A load/store instruction cannot be the fourth instruction in a cycle.
- At most one floating-point addition can be executed in one cycle.
- At most one floating-point multiplication can be executed in one cycle.
- An instruction cannot read or write a register
written by a previous instruction in the same cycle.
(Exception: A store instruction can read a register written by a
previous instruction in the same cycle.)
- An instruction cannot read a register loaded recently.
The register is readable two cycles after the load.
there is an extra delay of one cycle for a signed integer load below 64 bits;
there is an extra delay of seven or nine cycles for an L1 cache miss;
and the result of a load is never readable
until at least one cycle after the result of the previous load.)
- An instruction cannot read a register written recently
by a floating-point addition or multiplication.

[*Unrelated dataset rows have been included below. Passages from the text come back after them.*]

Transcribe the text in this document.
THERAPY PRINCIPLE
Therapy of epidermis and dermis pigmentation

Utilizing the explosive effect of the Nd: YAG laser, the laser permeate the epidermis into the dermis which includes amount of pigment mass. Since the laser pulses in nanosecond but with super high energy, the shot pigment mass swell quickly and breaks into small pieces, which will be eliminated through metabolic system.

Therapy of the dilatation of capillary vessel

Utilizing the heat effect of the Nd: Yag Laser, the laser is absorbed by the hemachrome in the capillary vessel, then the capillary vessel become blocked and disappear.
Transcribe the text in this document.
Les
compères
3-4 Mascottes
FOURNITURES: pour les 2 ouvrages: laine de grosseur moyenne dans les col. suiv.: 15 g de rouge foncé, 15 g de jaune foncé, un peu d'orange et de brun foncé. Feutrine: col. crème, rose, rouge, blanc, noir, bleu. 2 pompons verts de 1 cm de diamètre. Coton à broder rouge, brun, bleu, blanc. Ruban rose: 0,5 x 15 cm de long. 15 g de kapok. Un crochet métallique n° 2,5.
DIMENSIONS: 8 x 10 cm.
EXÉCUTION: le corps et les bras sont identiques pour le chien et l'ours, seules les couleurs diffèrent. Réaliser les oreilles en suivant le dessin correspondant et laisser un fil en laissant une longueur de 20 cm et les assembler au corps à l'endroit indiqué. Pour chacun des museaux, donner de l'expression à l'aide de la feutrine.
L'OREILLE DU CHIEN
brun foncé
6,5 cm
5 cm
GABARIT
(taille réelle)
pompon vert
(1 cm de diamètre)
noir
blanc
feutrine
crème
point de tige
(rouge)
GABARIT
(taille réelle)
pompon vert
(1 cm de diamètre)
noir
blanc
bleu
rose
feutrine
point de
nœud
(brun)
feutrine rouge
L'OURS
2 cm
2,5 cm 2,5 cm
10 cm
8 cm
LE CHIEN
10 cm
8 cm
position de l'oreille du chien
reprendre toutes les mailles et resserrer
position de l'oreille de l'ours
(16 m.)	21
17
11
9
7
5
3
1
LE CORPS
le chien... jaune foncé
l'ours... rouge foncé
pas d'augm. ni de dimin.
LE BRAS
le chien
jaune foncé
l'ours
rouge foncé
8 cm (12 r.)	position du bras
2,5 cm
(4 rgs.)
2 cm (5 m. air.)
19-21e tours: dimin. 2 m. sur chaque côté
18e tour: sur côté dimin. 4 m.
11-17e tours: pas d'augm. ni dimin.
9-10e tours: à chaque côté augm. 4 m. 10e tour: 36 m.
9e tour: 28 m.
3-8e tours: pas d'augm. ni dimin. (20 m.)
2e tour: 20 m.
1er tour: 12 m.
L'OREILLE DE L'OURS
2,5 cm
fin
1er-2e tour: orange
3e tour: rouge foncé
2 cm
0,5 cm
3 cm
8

(Exception: The result can be stored at any time.)
The register is readable three cycles after the floating-point operation.
The UltraSPARC has a 64-bit cycle counter, the %tick register.
Unfortunately, this register is readable only by the kernel by default.
Fortunately, the Solaris 8 kernel makes the register readable by user code.
Solaris also provides a gethrtime() library routine
that returns the current time with nanosecond precision.
This routine is based on a system call that reads the cycle counter.
Code measurement tools
Sun's INCAS is an UltraSPARC-I simulator.
Sun claims that INCAS is available for free;
unfortunately, its download page makes several unreasonable demands.
The UltraSPARC has a rdpr %ver instruction
that copies the processor version into a register.
Unfortunately, this instruction is usable only by the kernel by default.